Café, álcool, peixe cru, embutidos, gemas cruas, remédios, pintar o cabelo, limpar a areia de gatos. Esse conjunto de palavras poderia ser uma lista de afazeres, mas compõe as complexas recomendações de coisas que, segundo o senso comum, gestantes devem evitar.
Mas, para a economista Emily Oster, as orientações careciam de embasamento. Quando começou a pesquisar sobre o tema, ela já trabalhava com microeconomia e saúde, mas foi a gravidez —e o gosto por café— que a levaram a investigar tantas proibições.
O resultado é o livro "O Guia da Grávida Bem Informada", publicado no Brasil pela Sextante. "O livro se origina da minha própria gravidez. Foi minha primeira interação mais duradoura com o sistema de saúde e tive muita dificuldade para chegar às respostas que eu queria."
Ela não esperava respostas específicas, mas, sim, entender por que uma recomendação era feita e outra não, "fosse não tomar café, fosse fazer ou não um teste pré-natal".
"Eu queria viver a gravidez da forma como interajo com o mundo, que é por meio de dados", diz a economista e professora da Universidade Brown (EUA). E assim o fez. Ela narra ter trocado emails e mais emails com o marido, Jesse Shapiro, também economista, pesando os prós e contras de fazer determinados testes pré-natais, e apresenta dados de forma palatável para que suas leitoras conheçam o que está em jogo.

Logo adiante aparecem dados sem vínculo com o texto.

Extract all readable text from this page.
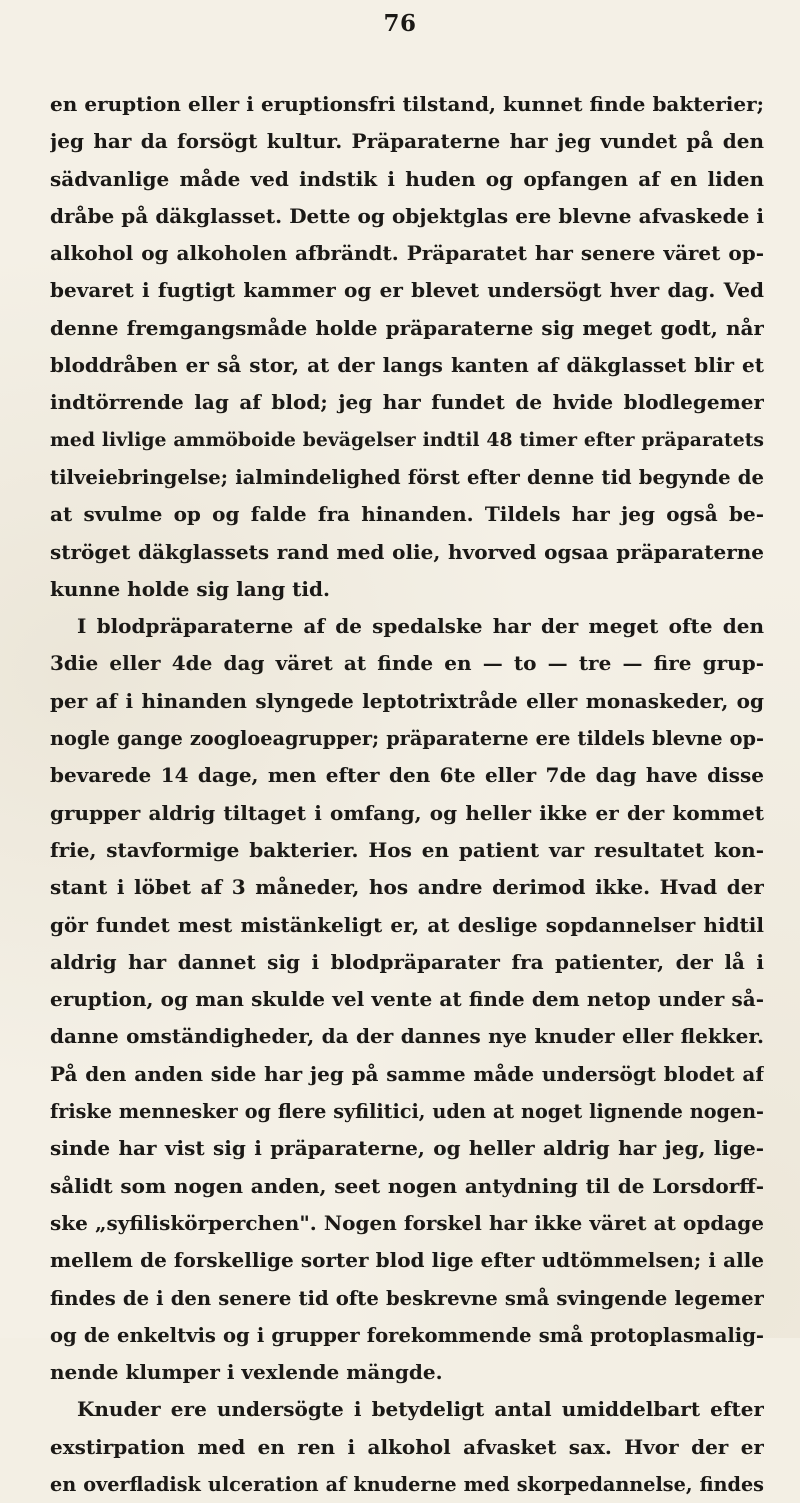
76
en eruption eller i eruptionsfri tilstand, kunnet finde bakterier;
jeg har da forsögt kultur. Präparaterne har jeg vundet på den
sädvanlige måde ved indstik i huden og opfangen af en liden
dråbe på däkglasset. Dette og objektglas ere blevne afvaskede i
alkohol og alkoholen afbrändt. Präparatet har senere väret op-
bevaret i fugtigt kammer og er blevet undersögt hver dag. Ved
denne fremgangsmåde holde präparaterne sig meget godt, når
bloddråben er så stor, at der langs kanten af däkglasset blir et
indtörrende lag af blod; jeg har fundet de hvide blodlegemer
med livlige ammöboide bevägelser indtil 48 timer efter präparatets
tilveiebringelse; ialmindelighed först efter denne tid begynde de
at svulme op og falde fra hinanden. Tildels har jeg også be-
ströget däkglassets rand med olie, hvorved ogsaa präparaterne
kunne holde sig lang tid.
I blodpräparaterne af de spedalske har der meget ofte den
3die eller 4de dag väret at finde en — to — tre — fire grup-
per af i hinanden slyngede leptotrixtråde eller monaskeder, og
nogle gange zoogloeagrupper; präparaterne ere tildels blevne op-
bevarede 14 dage, men efter den 6te eller 7de dag have disse
grupper aldrig tiltaget i omfang, og heller ikke er der kommet
frie, stavformige bakterier. Hos en patient var resultatet kon-
stant i löbet af 3 måneder, hos andre derimod ikke. Hvad der
gör fundet mest mistänkeligt er, at deslige sopdannelser hidtil
aldrig har dannet sig i blodpräparater fra patienter, der lå i
eruption, og man skulde vel vente at finde dem netop under så-
danne omständigheder, da der dannes nye knuder eller flekker.
På den anden side har jeg på samme måde undersögt blodet af
friske mennesker og flere syfilitici, uden at noget lignende nogen-
sinde har vist sig i präparaterne, og heller aldrig har jeg, lige-
sålidt som nogen anden, seet nogen antydning til de Lorsdorff-
ske „syfiliskörperchen". Nogen forskel har ikke väret at opdage
mellem de forskellige sorter blod lige efter udtömmelsen; i alle
findes de i den senere tid ofte beskrevne små svingende legemer
og de enkeltvis og i grupper forekommende små protoplasmalig-
nende klumper i vexlende mängde.
Knuder ere undersögte i betydeligt antal umiddelbart efter
exstirpation med en ren i alkohol afvasket sax. Hvor der er
en overfladisk ulceration af knuderne med skorpedannelse, findes
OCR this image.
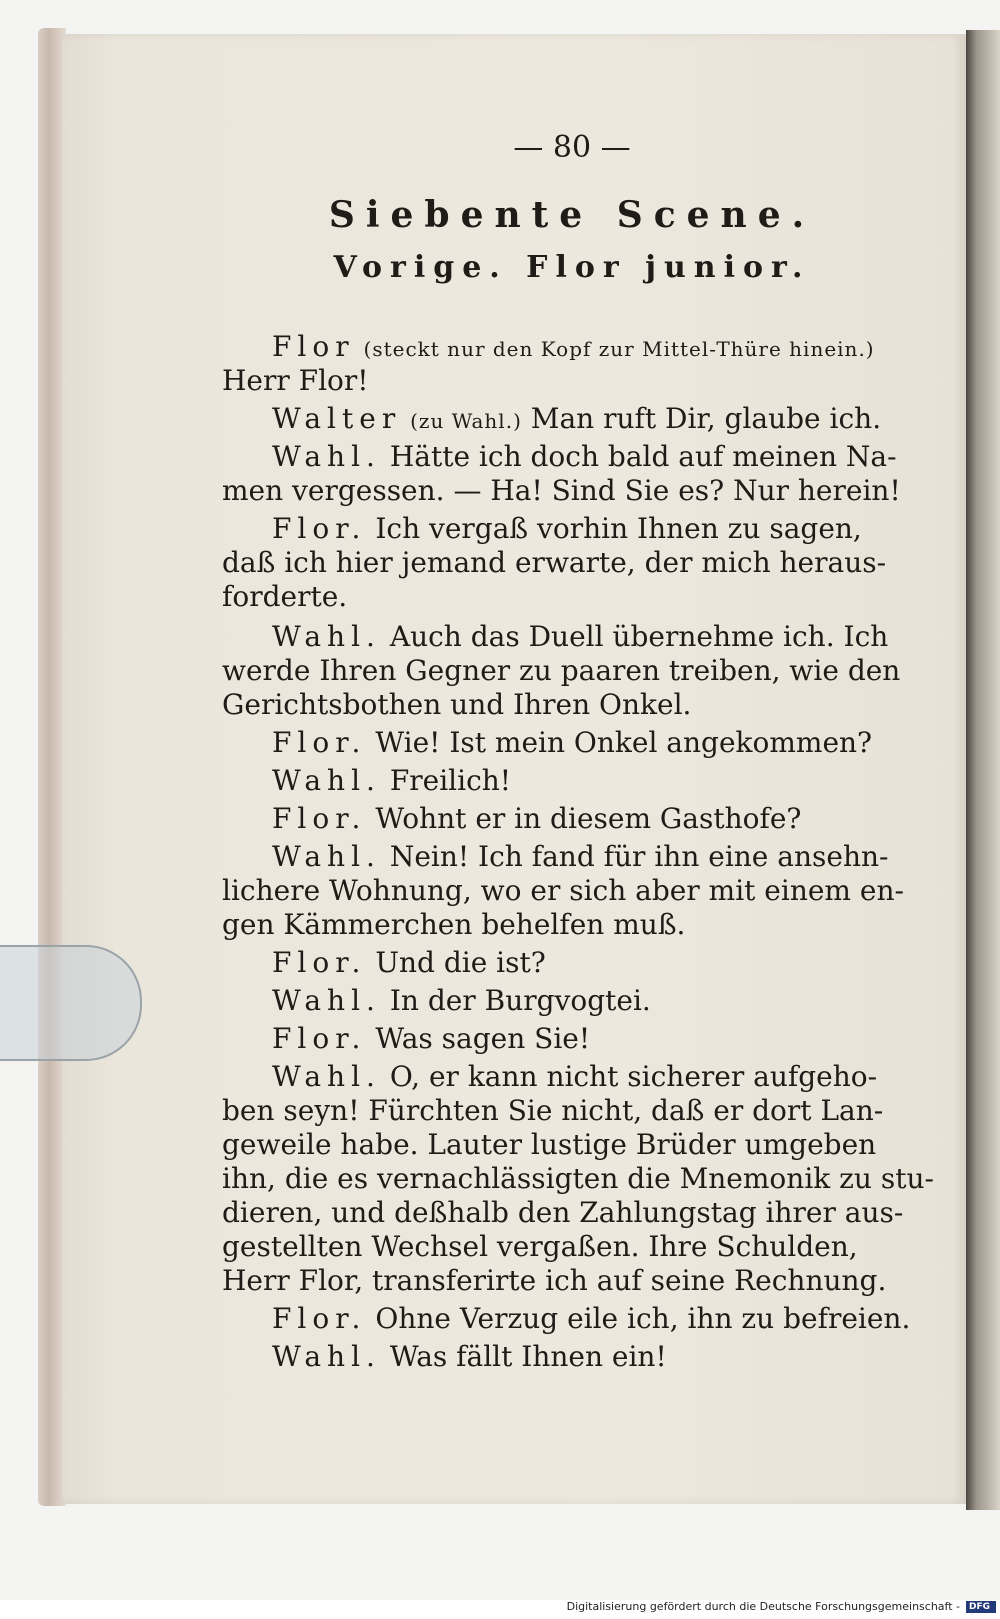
— 80 —
Siebente Scene.
Vorige. Flor junior.
Flor (steckt nur den Kopf zur Mittel-Thüre hinein.)
Herr Flor!
Walter (zu Wahl.) Man ruft Dir, glaube ich.
Wahl. Hätte ich doch bald auf meinen Na-
men vergessen. — Ha! Sind Sie es? Nur herein!
Flor. Ich vergaß vorhin Ihnen zu sagen,
daß ich hier jemand erwarte, der mich heraus-
forderte.
Wahl. Auch das Duell übernehme ich. Ich
werde Ihren Gegner zu paaren treiben, wie den
Gerichtsbothen und Ihren Onkel.
Flor. Wie! Ist mein Onkel angekommen?
Wahl. Freilich!
Flor. Wohnt er in diesem Gasthofe?
Wahl. Nein! Ich fand für ihn eine ansehn-
lichere Wohnung, wo er sich aber mit einem en-
gen Kämmerchen behelfen muß.
Flor. Und die ist?
Wahl. In der Burgvogtei.
Flor. Was sagen Sie!
Wahl. O, er kann nicht sicherer aufgeho-
ben seyn! Fürchten Sie nicht, daß er dort Lan-
geweile habe. Lauter lustige Brüder umgeben
ihn, die es vernachlässigten die Mnemonik zu stu-
dieren, und deßhalb den Zahlungstag ihrer aus-
gestellten Wechsel vergaßen. Ihre Schulden,
Herr Flor, transferirte ich auf seine Rechnung.
Flor. Ohne Verzug eile ich, ihn zu befreien.
Wahl. Was fällt Ihnen ein!
Digitalisierung gefördert durch die Deutsche Forschungsgemeinschaft - DFG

Foi mergulhando em rios de pesquisas que Oster decidiu que estava tudo bem tomar não só algumas xícaras de café, mas também uma tacinha de vinho e remédios para aliviar enjoos matinais, três coisas que costumam arrepiar as espinhas de grávidas temerárias pela saúde de seus bebês. Sushi e carne mal passada também perderam a pecha de vilões para alívio da economista, que se coloca humana e presente o tempo todo na obra.
"Isso não é uma questão que afeta só as grávidas, mas as recomendações de saúde, no geral, tendem a ser simples. Não beba durante a gestação, por exemplo", diz ela. "O problema é quando os dados não sustentam a recomendação e cada pessoa indica um comportamento diferente."
A questão do álcool é polêmica. A média da autora disse que "provavelmente" não haveria problema em tomar um ou dois drinques por semana, mas, escreve Oster, "'provavelmente' não é um número". Ela revisou artigos que, para ela, não apresentaram provas convincentes de que o consumo moderado de álcool era arriscado para o feto.
A conclusão, para Oster, é que ela não viu problema em beber até dois drinques por semana no primeiro trimestre, até um por dia no segundo e que a velocidade com a qual se bebe importa.
No caso do álcool, ela diz que cerca de 40-45% dos obstetras nos EUA aconselham suas pacientes que beber moderadamente não apresenta risco ao feto e que essa recomendação coexiste com indicações mais duras, de abstenção. "Temos um problema quando criamos regras que não podemos explicar. Se uma pessoa não entende, é fácil ignorar, reagir de forma exagerada e permite desconfiança."
A indicação da Sociedade Brasileira de Pediatria é de abstenção em qualquer fase da gestação. A associação equivalente nos Estados Unidos também prega a abstenção.
Oster diz que uma das descobertas mais surpreendentes de sua pesquisa foi em relação ao repouso total. "Cerca de 20% das gestações nos EUA têm recomendação de repouso, por motivos variados, mas dados indicam que não tem muitas complicações que se beneficiam disso e que as desvantagens são grandes, como enfraquecimento muscular e perda de emprego."
Apesar da sede de Oster por desmistificar o senso comum, algumas recomendações básicas permanecem firmes. Evitar cigarro, seja como fumante ativa ou passiva, é algo em que Oster não arreda o pé —afinal, inúmeras pesquisas, escrutinadas pela autora, embasam essa posição.
A ideia por trás de tantos dados é que saber analisá-los seja uma ferramenta de autonomia. "As pessoas gostam de ser tratadas como adultas." A situação fica agravada na gravidez, segundo a economista, quando impera uma sensação de perda de autonomia.
"É um período em que outras pessoas se sentem donas das suas ações e no direito de comentá-las, de tocar na sua barriga. Estranhos acham ok invadir seu espaço, é bizarro se você está acostumada a ser tratada como adulta."
Ela diz que o objetivo do seu guia para grávidas, além de quebrar mitos, é "ajudar as pessoas a ficarem confortáveis com as decisões que estão tomando e permitir que elas participem de questões médicas". Habituar as leitoras ao uso de dados e apresentar os parâmetros das boas (e más) pesquisas é um bônus bem-vindo.